NTA In fact, you wouldn't be the ah it you called the police yourself.
Nope
TLDR. Paragraphs, please!
Screen shot the threats
NTJ, your family sounda AWFUL. Also, aren't you just extremely paranoid and cautious from this family dynamic that causes your mental issues to either grow stronger or exist? You need to run far away from this household. Get married and gtfo that place.
So wait I'm not sure, those are or are not their real names?
NTA. Your family is Cra-Cra and you need to get as far away from them as possible.
Im sorry idk what it is but this is really hard to read right now
Why are you in contact with them. Go no contact and cut them from your life.
Change your phone number and block them on everything. I know you likely still want to have a relationship with your 13 year old sibling. So in a few years when she is a legal adult you can reconnect with her, without the input/influence of your mother abd brother.
You need to cut these people out immediately or they will continue the harassment. It's not fair, but your fiance's family is now in danger and a part of this. Call the police before your brother seriously hurts someone.

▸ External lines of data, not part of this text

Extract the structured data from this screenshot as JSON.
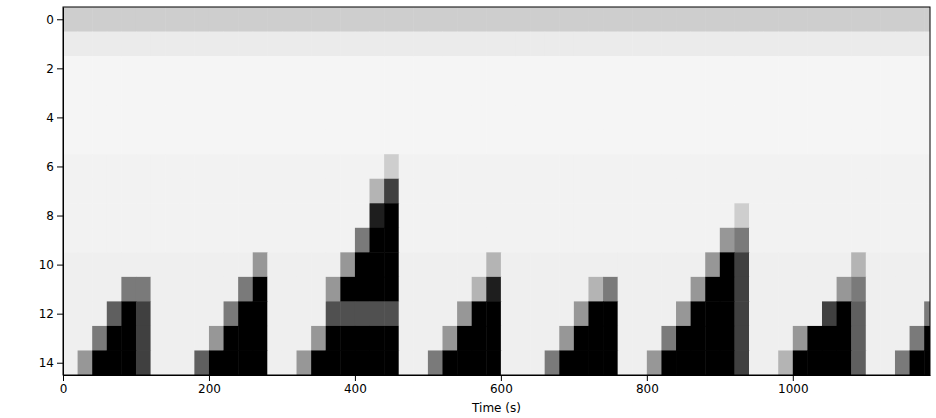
{
  "chart_data": {
    "type": "heatmap",
    "x_label": "Time (s)",
    "color": "Greys",
    "xlim": [
      0,
      1188
    ],
    "ylim": [
      14.5,
      -0.5
    ],
    "xticks": [
      0,
      200,
      400,
      600,
      800,
      1000
    ],
    "yticks": [
      0,
      2,
      4,
      6,
      8,
      10,
      12,
      14
    ],
    "zlim": [
      0,
      1
    ],
    "x": [
      10,
      30,
      50,
      70,
      90,
      110,
      130,
      150,
      170,
      190,
      210,
      230,
      250,
      270,
      290,
      310,
      330,
      350,
      370,
      390,
      410,
      430,
      450,
      470,
      490,
      510,
      530,
      550,
      570,
      590,
      610,
      630,
      650,
      670,
      690,
      710,
      730,
      750,
      770,
      790,
      810,
      830,
      850,
      870,
      890,
      910,
      930,
      950,
      970,
      990,
      1010,
      1030,
      1050,
      1070,
      1090,
      1110,
      1130,
      1150,
      1170,
      1190
    ],
    "y": [
      0,
      1,
      2,
      3,
      4,
      5,
      6,
      7,
      8,
      9,
      10,
      11,
      12,
      13,
      14
    ],
    "z": [
      [
        0.3,
        0.3,
        0.3,
        0.3,
        0.3,
        0.3,
        0.3,
        0.3,
        0.3,
        0.3,
        0.3,
        0.3,
        0.3,
        0.3,
        0.3,
        0.3,
        0.3,
        0.3,
        0.3,
        0.3,
        0.3,
        0.3,
        0.3,
        0.3,
        0.3,
        0.3,
        0.3,
        0.3,
        0.3,
        0.3,
        0.3,
        0.3,
        0.3,
        0.3,
        0.3,
        0.3,
        0.3,
        0.3,
        0.3,
        0.3,
        0.3,
        0.3,
        0.3,
        0.3,
        0.3,
        0.3,
        0.3,
        0.3,
        0.3,
        0.3,
        0.3,
        0.3,
        0.3,
        0.3,
        0.3,
        0.3,
        0.3,
        0.3,
        0.3,
        0.3
      ],
      [
        0.15,
        0.15,
        0.15,
        0.15,
        0.15,
        0.15,
        0.15,
        0.15,
        0.15,
        0.15,
        0.15,
        0.15,
        0.15,
        0.15,
        0.15,
        0.15,
        0.15,
        0.15,
        0.15,
        0.15,
        0.15,
        0.15,
        0.15,
        0.15,
        0.15,
        0.15,
        0.15,
        0.15,
        0.15,
        0.15,
        0.15,
        0.15,
        0.15,
        0.15,
        0.15,
        0.15,
        0.15,
        0.15,
        0.15,
        0.15,
        0.15,
        0.15,
        0.15,
        0.15,
        0.15,
        0.15,
        0.15,
        0.15,
        0.15,
        0.15,
        0.15,
        0.15,
        0.15,
        0.15,
        0.15,
        0.15,
        0.15,
        0.15,
        0.15,
        0.15
      ],
      [
        0.08,
        0.08,
        0.08,
        0.08,
        0.08,
        0.08,
        0.08,
        0.08,
        0.08,
        0.08,
        0.08,
        0.08,
        0.08,
        0.08,
        0.08,
        0.08,
        0.08,
        0.08,
        0.08,
        0.08,
        0.08,
        0.08,
        0.08,
        0.08,
        0.08,
        0.08,
        0.08,
        0.08,
        0.08,
        0.08,
        0.08,
        0.08,
        0.08,
        0.08,
        0.08,
        0.08,
        0.08,
        0.08,
        0.08,
        0.08,
        0.08,
        0.08,
        0.08,
        0.08,
        0.08,
        0.08,
        0.08,
        0.08,
        0.08,
        0.08,
        0.08,
        0.08,
        0.08,
        0.08,
        0.08,
        0.08,
        0.08,
        0.08,
        0.08,
        0.08
      ],
      [
        0.08,
        0.08,
        0.08,
        0.08,
        0.08,
        0.08,
        0.08,
        0.08,
        0.08,
        0.08,
        0.08,
        0.08,
        0.08,
        0.08,
        0.08,
        0.08,
        0.08,
        0.08,
        0.08,
        0.08,
        0.08,
        0.08,
        0.08,
        0.08,
        0.08,
        0.08,
        0.08,
        0.08,
        0.08,
        0.08,
        0.08,
        0.08,
        0.08,
        0.08,
        0.08,
        0.08,
        0.08,
        0.08,
        0.08,
        0.08,
        0.08,
        0.08,
        0.08,
        0.08,
        0.08,
        0.08,
        0.08,
        0.08,
        0.08,
        0.08,
        0.08,
        0.08,
        0.08,
        0.08,
        0.08,
        0.08,
        0.08,
        0.08,
        0.08,
        0.08
      ],
      [
        0.08,
        0.08,
        0.08,
        0.08,
        0.08,
        0.08,
        0.08,
        0.08,
        0.08,
        0.08,
        0.08,
        0.08,
        0.08,
        0.08,
        0.08,
        0.08,
        0.08,
        0.08,
        0.08,
        0.08,
        0.08,
        0.08,
        0.08,
        0.08,
        0.08,
        0.08,
        0.08,
        0.08,
        0.08,
        0.08,
        0.08,
        0.08,
        0.08,
        0.08,
        0.08,
        0.08,
        0.08,
        0.08,
        0.08,
        0.08,
        0.08,
        0.08,
        0.08,
        0.08,
        0.08,
        0.08,
        0.08,
        0.08,
        0.08,
        0.08,
        0.08,
        0.08,
        0.08,
        0.08,
        0.08,
        0.08,
        0.08,
        0.08,
        0.08,
        0.08
      ],
      [
        0.08,
        0.08,
        0.08,
        0.08,
        0.08,
        0.08,
        0.08,
        0.08,
        0.08,
        0.08,
        0.08,
        0.08,
        0.08,
        0.08,
        0.08,
        0.08,
        0.08,
        0.08,
        0.08,
        0.08,
        0.08,
        0.08,
        0.08,
        0.08,
        0.08,
        0.08,
        0.08,
        0.08,
        0.08,
        0.08,
        0.08,
        0.08,
        0.08,
        0.08,
        0.08,
        0.08,
        0.08,
        0.08,
        0.08,
        0.08,
        0.08,
        0.08,
        0.08,
        0.08,
        0.08,
        0.08,
        0.08,
        0.08,
        0.08,
        0.08,
        0.08,
        0.08,
        0.08,
        0.08,
        0.08,
        0.08,
        0.08,
        0.08,
        0.08,
        0.08
      ],
      [
        0.1,
        0.1,
        0.1,
        0.1,
        0.1,
        0.1,
        0.1,
        0.1,
        0.1,
        0.1,
        0.1,
        0.1,
        0.1,
        0.1,
        0.1,
        0.1,
        0.1,
        0.1,
        0.1,
        0.1,
        0.1,
        0.1,
        0.3,
        0.1,
        0.1,
        0.1,
        0.1,
        0.1,
        0.1,
        0.1,
        0.1,
        0.1,
        0.1,
        0.1,
        0.1,
        0.1,
        0.1,
        0.1,
        0.1,
        0.1,
        0.1,
        0.1,
        0.1,
        0.1,
        0.1,
        0.1,
        0.1,
        0.1,
        0.1,
        0.1,
        0.1,
        0.1,
        0.1,
        0.1,
        0.1,
        0.1,
        0.1,
        0.1,
        0.1,
        0.1
      ],
      [
        0.1,
        0.1,
        0.1,
        0.1,
        0.1,
        0.1,
        0.1,
        0.1,
        0.1,
        0.1,
        0.1,
        0.1,
        0.1,
        0.1,
        0.1,
        0.1,
        0.1,
        0.1,
        0.1,
        0.1,
        0.1,
        0.4,
        0.8,
        0.1,
        0.1,
        0.1,
        0.1,
        0.1,
        0.1,
        0.1,
        0.1,
        0.1,
        0.1,
        0.1,
        0.1,
        0.1,
        0.1,
        0.1,
        0.1,
        0.1,
        0.1,
        0.1,
        0.1,
        0.1,
        0.1,
        0.1,
        0.1,
        0.1,
        0.1,
        0.1,
        0.1,
        0.1,
        0.1,
        0.1,
        0.1,
        0.1,
        0.1,
        0.1,
        0.1,
        0.1
      ],
      [
        0.1,
        0.1,
        0.1,
        0.1,
        0.1,
        0.1,
        0.1,
        0.1,
        0.1,
        0.1,
        0.1,
        0.1,
        0.1,
        0.1,
        0.1,
        0.1,
        0.1,
        0.1,
        0.1,
        0.1,
        0.1,
        0.9,
        1,
        0.1,
        0.1,
        0.1,
        0.1,
        0.1,
        0.1,
        0.1,
        0.1,
        0.1,
        0.1,
        0.1,
        0.1,
        0.1,
        0.1,
        0.1,
        0.1,
        0.1,
        0.1,
        0.1,
        0.1,
        0.1,
        0.1,
        0.1,
        0.3,
        0.1,
        0.1,
        0.1,
        0.1,
        0.1,
        0.1,
        0.1,
        0.1,
        0.1,
        0.1,
        0.1,
        0.1,
        0.1
      ],
      [
        0.1,
        0.1,
        0.1,
        0.1,
        0.1,
        0.1,
        0.1,
        0.1,
        0.1,
        0.1,
        0.1,
        0.1,
        0.1,
        0.1,
        0.1,
        0.1,
        0.1,
        0.1,
        0.1,
        0.1,
        0.6,
        1,
        1,
        0.1,
        0.1,
        0.1,
        0.1,
        0.1,
        0.1,
        0.1,
        0.1,
        0.1,
        0.1,
        0.1,
        0.1,
        0.1,
        0.1,
        0.1,
        0.1,
        0.1,
        0.1,
        0.1,
        0.1,
        0.1,
        0.1,
        0.5,
        0.6,
        0.1,
        0.1,
        0.1,
        0.1,
        0.1,
        0.1,
        0.1,
        0.1,
        0.1,
        0.1,
        0.1,
        0.1,
        0.1
      ],
      [
        0.12,
        0.12,
        0.12,
        0.12,
        0.12,
        0.12,
        0.12,
        0.12,
        0.12,
        0.12,
        0.12,
        0.12,
        0.12,
        0.5,
        0.12,
        0.12,
        0.12,
        0.12,
        0.12,
        0.5,
        1,
        1,
        1,
        0.12,
        0.12,
        0.12,
        0.12,
        0.12,
        0.12,
        0.4,
        0.12,
        0.12,
        0.12,
        0.12,
        0.12,
        0.12,
        0.12,
        0.12,
        0.12,
        0.12,
        0.12,
        0.12,
        0.12,
        0.12,
        0.5,
        1,
        0.8,
        0.12,
        0.12,
        0.12,
        0.12,
        0.12,
        0.12,
        0.12,
        0.4,
        0.12,
        0.12,
        0.12,
        0.12,
        0.12
      ],
      [
        0.12,
        0.12,
        0.12,
        0.12,
        0.6,
        0.6,
        0.12,
        0.12,
        0.12,
        0.12,
        0.12,
        0.12,
        0.6,
        1,
        0.12,
        0.12,
        0.12,
        0.12,
        0.5,
        1,
        1,
        1,
        1,
        0.12,
        0.12,
        0.12,
        0.12,
        0.12,
        0.4,
        0.9,
        0.12,
        0.12,
        0.12,
        0.12,
        0.12,
        0.12,
        0.4,
        0.6,
        0.12,
        0.12,
        0.12,
        0.12,
        0.12,
        0.5,
        1,
        1,
        0.8,
        0.12,
        0.12,
        0.12,
        0.12,
        0.12,
        0.12,
        0.5,
        0.6,
        0.12,
        0.12,
        0.12,
        0.12,
        0.12
      ],
      [
        0.12,
        0.12,
        0.12,
        0.7,
        1,
        0.8,
        0.12,
        0.12,
        0.12,
        0.12,
        0.12,
        0.6,
        1,
        1,
        0.12,
        0.12,
        0.12,
        0.12,
        0.75,
        0.75,
        0.75,
        0.75,
        0.75,
        0.12,
        0.12,
        0.12,
        0.12,
        0.5,
        1,
        1,
        0.12,
        0.12,
        0.12,
        0.12,
        0.12,
        0.5,
        1,
        1,
        0.12,
        0.12,
        0.12,
        0.12,
        0.5,
        1,
        1,
        1,
        0.8,
        0.12,
        0.12,
        0.12,
        0.12,
        0.12,
        0.8,
        1,
        0.7,
        0.12,
        0.12,
        0.12,
        0.12,
        0.6
      ],
      [
        0.12,
        0.12,
        0.6,
        1,
        1,
        0.8,
        0.12,
        0.12,
        0.12,
        0.12,
        0.5,
        1,
        1,
        1,
        0.12,
        0.12,
        0.12,
        0.5,
        1,
        1,
        1,
        1,
        1,
        0.12,
        0.12,
        0.12,
        0.5,
        1,
        1,
        1,
        0.12,
        0.12,
        0.12,
        0.12,
        0.5,
        1,
        1,
        1,
        0.12,
        0.12,
        0.12,
        0.6,
        1,
        1,
        1,
        1,
        0.8,
        0.12,
        0.12,
        0.12,
        0.5,
        1,
        1,
        1,
        0.7,
        0.12,
        0.12,
        0.12,
        0.6,
        1
      ],
      [
        0.12,
        0.5,
        1,
        1,
        1,
        0.8,
        0.12,
        0.12,
        0.12,
        0.7,
        1,
        1,
        1,
        1,
        0.12,
        0.12,
        0.5,
        1,
        1,
        1,
        1,
        1,
        1,
        0.12,
        0.12,
        0.6,
        1,
        1,
        1,
        1,
        0.12,
        0.12,
        0.12,
        0.6,
        1,
        1,
        1,
        1,
        0.12,
        0.12,
        0.5,
        1,
        1,
        1,
        1,
        1,
        0.8,
        0.12,
        0.12,
        0.4,
        1,
        1,
        1,
        1,
        0.7,
        0.12,
        0.12,
        0.6,
        1,
        1
      ]
    ]
  }
}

Step 1: pause all contact Step 2: book the soonest appointment you can with a mental health counselor Step 3: discover that your life belongs to you Step 4: live how you dang well want to
NTA! But block them both.
He sounds like he has a severe mental disorder
please please add paragraph breaks and break the text up. the post will be easier to read
This is either made up or there’s a lot more story. OP has a string of alphabet illnesses including OCD but gives the bares. Nope. Not buying it.

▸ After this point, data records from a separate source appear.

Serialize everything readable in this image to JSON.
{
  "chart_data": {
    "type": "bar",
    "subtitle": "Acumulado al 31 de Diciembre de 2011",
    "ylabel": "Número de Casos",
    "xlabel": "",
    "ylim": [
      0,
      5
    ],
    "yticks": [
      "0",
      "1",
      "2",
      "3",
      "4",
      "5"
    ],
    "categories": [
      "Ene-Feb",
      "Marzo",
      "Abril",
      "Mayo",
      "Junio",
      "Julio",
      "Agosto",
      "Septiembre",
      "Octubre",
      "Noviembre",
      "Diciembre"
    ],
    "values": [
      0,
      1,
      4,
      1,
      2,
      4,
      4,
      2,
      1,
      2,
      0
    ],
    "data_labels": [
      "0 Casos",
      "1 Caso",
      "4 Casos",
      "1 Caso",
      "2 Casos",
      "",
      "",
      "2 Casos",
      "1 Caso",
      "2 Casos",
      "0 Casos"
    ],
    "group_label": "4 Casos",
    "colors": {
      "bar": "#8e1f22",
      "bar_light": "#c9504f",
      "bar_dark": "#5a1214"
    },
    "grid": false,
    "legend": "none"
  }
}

Calling names or hurting someone's feelings won't solve anything, if you have anger, hatred, bitterness towards someone your only hurting yourself and it sounds like you've had enough hurt,! forgive them for all the hurtfull and painfully things they have done to you and set your heart and mind free. Holding hatefull and negative thoughts will only destroy yourself it's not hurting them we only have to answer for ourselves now you know how you don't want to become! Let all that garbage go!
YTJ
NTJ, I am deeply sorry to hear this, I recommend reporting this to the police and/or get a restraining order, or additionally, call the national domestic violence hotline (1-800-799-7233)
Cut your mother and brother out of your life.
And report your brother's threats to the police. Your fiance is a witness.
Also, give your fiance's family the heads-up to beware a 6'9" man.